O problema jurídico que parece pequeno hoje pode custar caro amanhã
Evandro Barros

Muitos conflitos jurídicos não começam com uma grande injustiça. Eles surgem de situações aparentemente simples: uma cobrança indevida, um contrato assinado sem atenção, uma compra que não foi entregue, uma dívida que continua crescendo, uma pensão atrasada, uma demissão irregular ou uma multa que não foi contestada no prazo.

No início, é comum acreditar que o problema será resolvido sozinho. A pessoa espera uma resposta da empresa, confia em uma promessa verbal ou simplesmente deixa a situação para depois.

O tempo passa e aquilo que parecia pequeno se transforma em um problema muito mais difícil de solucionar.

O perigo de deixar para depois

No Direito, o tempo possui consequências.

Existem prazos para reclamar, apresentar defesa, recorrer, cobrar uma dívida ou exercer determinados direitos. Quando esses prazos são ignorados, uma pessoa pode perder documentos, provas, oportunidades de negociação e até mesmo o próprio direito de buscar uma solução.

Além disso, quanto mais tempo um conflito permanece sem tratamento adequado, maior costuma ser o desgaste emocional e financeiro.

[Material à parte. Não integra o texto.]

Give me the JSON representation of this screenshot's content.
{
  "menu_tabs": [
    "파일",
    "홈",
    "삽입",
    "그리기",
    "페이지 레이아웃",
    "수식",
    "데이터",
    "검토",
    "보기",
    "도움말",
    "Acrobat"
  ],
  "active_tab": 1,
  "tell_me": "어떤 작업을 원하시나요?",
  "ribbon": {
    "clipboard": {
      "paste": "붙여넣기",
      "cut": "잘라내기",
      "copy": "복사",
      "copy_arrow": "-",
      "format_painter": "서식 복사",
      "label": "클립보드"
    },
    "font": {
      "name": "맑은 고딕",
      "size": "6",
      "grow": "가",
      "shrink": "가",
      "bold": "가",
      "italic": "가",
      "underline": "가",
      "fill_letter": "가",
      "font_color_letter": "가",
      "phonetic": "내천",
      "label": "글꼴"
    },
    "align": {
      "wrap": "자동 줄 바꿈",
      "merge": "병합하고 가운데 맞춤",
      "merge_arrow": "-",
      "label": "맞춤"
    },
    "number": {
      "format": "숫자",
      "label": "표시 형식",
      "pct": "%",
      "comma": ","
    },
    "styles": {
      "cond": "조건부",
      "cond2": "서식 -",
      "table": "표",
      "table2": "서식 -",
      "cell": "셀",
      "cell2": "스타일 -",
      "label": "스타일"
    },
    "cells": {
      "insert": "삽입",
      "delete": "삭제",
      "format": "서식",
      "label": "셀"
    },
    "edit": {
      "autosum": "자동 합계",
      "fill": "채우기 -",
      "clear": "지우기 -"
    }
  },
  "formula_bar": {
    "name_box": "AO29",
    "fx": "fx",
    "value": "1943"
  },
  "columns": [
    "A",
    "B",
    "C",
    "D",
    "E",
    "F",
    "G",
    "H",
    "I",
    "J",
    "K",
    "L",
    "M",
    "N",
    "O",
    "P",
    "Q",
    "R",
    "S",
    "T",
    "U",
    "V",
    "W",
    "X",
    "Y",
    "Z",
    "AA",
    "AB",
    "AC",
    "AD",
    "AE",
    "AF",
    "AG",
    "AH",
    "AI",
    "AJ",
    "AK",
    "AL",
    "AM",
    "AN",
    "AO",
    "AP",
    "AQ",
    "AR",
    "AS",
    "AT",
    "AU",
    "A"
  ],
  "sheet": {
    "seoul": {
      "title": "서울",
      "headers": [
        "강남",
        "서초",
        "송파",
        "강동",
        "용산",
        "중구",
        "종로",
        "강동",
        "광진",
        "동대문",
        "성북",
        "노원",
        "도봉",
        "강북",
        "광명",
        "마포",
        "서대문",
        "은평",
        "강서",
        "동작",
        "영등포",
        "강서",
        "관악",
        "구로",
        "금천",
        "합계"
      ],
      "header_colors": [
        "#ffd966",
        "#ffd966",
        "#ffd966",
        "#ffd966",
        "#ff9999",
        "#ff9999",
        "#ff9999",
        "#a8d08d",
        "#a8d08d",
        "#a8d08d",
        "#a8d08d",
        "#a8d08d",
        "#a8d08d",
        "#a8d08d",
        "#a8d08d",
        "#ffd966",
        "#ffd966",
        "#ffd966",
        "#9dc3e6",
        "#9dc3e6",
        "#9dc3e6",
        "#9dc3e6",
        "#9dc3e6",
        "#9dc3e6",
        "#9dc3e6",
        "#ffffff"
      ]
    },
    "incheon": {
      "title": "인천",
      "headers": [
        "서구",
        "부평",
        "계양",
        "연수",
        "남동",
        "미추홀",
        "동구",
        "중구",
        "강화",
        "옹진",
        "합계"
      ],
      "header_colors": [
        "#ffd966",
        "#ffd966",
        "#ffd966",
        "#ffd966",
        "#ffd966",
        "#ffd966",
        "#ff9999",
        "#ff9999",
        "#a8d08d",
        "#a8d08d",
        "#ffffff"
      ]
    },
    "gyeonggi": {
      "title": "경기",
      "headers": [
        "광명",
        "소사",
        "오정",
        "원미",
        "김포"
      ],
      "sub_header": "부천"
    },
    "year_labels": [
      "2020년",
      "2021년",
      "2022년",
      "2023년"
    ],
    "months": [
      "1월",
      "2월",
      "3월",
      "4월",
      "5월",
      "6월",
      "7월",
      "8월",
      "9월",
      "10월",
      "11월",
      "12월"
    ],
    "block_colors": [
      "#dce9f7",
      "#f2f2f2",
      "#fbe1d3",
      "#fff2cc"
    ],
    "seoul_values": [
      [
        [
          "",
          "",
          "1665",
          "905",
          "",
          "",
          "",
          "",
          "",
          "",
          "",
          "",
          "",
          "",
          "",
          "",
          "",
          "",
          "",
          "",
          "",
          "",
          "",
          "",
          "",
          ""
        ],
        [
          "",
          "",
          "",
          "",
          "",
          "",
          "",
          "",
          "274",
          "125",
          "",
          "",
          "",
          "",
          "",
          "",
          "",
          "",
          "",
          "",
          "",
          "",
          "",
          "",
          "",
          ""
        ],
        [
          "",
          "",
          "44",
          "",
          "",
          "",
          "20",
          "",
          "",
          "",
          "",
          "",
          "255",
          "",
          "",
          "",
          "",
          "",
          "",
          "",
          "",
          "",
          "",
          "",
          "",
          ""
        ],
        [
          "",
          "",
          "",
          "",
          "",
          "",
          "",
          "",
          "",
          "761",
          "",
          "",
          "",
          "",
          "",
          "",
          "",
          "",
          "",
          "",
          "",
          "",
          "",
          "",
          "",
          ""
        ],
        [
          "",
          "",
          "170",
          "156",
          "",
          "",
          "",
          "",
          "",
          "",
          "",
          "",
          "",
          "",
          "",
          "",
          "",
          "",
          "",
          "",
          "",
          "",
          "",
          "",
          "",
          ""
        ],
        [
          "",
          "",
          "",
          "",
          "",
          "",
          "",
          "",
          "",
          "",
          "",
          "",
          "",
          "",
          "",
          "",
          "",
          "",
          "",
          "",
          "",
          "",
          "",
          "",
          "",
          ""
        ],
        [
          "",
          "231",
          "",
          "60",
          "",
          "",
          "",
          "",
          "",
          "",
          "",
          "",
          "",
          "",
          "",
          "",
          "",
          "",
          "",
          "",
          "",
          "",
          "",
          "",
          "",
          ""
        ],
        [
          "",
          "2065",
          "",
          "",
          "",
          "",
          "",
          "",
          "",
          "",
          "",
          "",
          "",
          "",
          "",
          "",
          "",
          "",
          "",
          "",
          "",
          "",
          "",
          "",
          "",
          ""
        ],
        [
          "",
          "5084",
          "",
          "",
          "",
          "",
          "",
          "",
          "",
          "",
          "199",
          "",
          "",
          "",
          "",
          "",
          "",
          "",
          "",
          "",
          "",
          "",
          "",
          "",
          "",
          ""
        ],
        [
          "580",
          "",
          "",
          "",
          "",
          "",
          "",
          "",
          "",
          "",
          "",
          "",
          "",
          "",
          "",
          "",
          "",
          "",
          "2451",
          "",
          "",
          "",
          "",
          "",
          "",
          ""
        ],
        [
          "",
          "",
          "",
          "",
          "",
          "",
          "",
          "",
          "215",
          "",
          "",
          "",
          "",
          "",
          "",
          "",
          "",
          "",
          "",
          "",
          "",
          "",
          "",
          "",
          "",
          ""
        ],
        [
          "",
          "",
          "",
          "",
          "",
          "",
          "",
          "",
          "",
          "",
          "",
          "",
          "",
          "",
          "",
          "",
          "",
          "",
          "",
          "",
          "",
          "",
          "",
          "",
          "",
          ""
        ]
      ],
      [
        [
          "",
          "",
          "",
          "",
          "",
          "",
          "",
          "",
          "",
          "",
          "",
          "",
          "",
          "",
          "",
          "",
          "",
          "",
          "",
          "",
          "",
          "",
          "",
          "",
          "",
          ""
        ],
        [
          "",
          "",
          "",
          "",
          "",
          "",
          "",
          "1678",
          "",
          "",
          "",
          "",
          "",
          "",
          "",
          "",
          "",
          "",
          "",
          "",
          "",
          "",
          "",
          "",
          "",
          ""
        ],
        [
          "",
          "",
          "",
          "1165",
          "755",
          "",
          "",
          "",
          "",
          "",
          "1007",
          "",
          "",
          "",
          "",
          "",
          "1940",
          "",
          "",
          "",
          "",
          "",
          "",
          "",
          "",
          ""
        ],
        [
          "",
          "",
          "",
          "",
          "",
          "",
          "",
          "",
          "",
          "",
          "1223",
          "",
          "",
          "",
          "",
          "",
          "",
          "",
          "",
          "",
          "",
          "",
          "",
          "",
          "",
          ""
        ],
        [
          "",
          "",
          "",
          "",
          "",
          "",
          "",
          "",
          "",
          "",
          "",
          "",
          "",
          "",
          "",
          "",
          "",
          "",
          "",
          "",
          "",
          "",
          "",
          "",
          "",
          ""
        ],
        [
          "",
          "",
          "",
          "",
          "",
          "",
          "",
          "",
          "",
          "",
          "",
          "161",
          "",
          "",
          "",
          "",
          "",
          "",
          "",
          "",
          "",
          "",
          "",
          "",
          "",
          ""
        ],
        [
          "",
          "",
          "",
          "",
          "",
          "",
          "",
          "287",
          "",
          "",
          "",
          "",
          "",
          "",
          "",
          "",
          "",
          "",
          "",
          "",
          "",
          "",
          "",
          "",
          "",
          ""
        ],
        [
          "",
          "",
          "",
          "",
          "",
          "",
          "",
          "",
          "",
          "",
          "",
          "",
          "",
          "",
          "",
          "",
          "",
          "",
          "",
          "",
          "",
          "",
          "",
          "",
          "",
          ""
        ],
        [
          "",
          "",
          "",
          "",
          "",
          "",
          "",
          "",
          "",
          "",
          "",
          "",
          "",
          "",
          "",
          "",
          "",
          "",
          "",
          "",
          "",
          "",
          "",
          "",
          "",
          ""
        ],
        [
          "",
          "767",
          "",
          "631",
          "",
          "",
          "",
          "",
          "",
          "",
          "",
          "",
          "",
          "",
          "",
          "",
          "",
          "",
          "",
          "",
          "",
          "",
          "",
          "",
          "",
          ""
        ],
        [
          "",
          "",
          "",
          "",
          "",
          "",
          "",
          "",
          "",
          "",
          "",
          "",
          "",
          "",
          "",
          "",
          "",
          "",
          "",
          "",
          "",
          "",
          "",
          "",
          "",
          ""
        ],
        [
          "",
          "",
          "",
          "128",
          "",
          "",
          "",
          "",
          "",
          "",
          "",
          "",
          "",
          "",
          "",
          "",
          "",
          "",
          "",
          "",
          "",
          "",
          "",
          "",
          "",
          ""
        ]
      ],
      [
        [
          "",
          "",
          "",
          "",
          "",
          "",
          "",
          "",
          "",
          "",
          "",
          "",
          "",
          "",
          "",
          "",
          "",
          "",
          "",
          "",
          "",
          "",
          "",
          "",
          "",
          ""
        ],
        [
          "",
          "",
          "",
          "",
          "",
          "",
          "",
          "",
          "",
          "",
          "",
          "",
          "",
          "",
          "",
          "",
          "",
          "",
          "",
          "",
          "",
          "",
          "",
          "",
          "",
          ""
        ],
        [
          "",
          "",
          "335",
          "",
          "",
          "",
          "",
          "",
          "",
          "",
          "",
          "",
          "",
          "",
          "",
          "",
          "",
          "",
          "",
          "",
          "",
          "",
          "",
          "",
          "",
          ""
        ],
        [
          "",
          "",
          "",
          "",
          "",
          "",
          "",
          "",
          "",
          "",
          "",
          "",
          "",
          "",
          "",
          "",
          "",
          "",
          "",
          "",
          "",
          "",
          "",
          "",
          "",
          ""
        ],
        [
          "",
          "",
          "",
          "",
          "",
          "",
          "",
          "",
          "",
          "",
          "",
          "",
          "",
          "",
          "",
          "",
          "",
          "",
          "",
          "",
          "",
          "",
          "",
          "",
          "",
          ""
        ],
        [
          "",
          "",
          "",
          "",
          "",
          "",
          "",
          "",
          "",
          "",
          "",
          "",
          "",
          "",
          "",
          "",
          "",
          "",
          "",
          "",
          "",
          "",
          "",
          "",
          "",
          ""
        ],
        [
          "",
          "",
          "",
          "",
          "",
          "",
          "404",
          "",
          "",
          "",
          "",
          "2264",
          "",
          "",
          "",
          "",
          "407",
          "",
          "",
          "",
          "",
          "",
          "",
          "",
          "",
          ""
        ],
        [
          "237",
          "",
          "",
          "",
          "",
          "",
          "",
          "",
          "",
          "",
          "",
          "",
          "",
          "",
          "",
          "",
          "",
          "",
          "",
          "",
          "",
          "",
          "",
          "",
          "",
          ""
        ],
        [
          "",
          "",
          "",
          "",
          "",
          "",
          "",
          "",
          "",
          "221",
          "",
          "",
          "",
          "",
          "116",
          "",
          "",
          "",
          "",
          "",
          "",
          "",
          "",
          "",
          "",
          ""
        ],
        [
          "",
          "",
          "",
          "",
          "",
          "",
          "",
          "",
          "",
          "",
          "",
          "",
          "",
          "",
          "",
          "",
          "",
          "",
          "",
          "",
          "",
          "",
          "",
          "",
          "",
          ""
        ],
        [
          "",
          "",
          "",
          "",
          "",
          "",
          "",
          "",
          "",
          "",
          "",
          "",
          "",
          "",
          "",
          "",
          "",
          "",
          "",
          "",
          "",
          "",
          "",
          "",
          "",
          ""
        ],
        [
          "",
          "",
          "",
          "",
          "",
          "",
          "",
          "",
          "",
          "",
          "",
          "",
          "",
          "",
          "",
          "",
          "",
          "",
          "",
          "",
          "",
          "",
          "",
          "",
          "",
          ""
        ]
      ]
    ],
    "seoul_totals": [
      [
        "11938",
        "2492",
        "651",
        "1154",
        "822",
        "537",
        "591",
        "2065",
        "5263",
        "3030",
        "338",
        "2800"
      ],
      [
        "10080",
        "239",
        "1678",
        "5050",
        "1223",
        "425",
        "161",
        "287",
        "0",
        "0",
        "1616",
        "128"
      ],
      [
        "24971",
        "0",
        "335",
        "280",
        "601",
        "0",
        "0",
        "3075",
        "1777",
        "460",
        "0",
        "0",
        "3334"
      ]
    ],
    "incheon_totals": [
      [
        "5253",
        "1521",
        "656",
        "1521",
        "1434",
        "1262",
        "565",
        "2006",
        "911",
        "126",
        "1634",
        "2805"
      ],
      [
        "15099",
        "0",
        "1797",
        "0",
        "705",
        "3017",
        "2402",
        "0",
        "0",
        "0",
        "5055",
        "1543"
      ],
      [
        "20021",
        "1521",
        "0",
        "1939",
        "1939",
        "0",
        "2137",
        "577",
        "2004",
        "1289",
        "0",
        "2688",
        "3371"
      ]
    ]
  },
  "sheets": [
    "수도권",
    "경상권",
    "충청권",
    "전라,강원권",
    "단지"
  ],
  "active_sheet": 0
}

Uma dívida pode receber juros e encargos. Uma cobrança indevida pode gerar negativação. Um problema trabalhista pode se tornar mais difícil de comprovar. Um conflito familiar pode aumentar o ressentimento entre as pessoas envolvidas. Uma irregularidade contratual pode comprometer o patrimônio.

Por isso, procurar orientação jurídica não deve ser considerado apenas uma medida para quando o processo já se tornou inevitável.

A advocacia também atua para prevenir conflitos

Muitas pessoas imaginam que o advogado somente deve ser procurado quando existe uma audiência marcada ou uma ação judicial em andamento.

Mas uma das funções mais importantes da advocacia é justamente evitar que o problema chegue a esse ponto.

A análise antecipada de um contrato, de uma cobrança, de uma notificação ou de uma proposta de acordo pode revelar riscos que não são facilmente percebidos por quem desconhece a legislação.

Em determinadas situações, uma comunicação formal, uma negociação bem conduzida ou a organização correta dos documentos pode ser suficiente para impedir o agravamento do conflito.

Prevenir também é uma forma de proteger direitos.

Situações comuns que merecem atenção

Alguns problemas aparecem diariamente na vida de consumidores, trabalhadores, famílias e pequenos empresários:

* produtos comprados e não entregues;
* cobranças por serviços não contratados;
* negativação indevida do nome;
* contas bancárias ou perfis digitais bloqueados;
* voos atrasados, cancelados ou bagagens extraviadas;
* demissão sem o pagamento correto das verbas trabalhistas;
* trabalho sem registro em carteira;
* conflitos relacionados à pensão alimentícia;
* contratos de aluguel ou prestação de serviços descumpridos;
* acidentes de trânsito e problemas com multas ou habilitação;
* benefícios previdenciários ou assistenciais indeferidos;
* dívidas não pagas e acordos descumpridos.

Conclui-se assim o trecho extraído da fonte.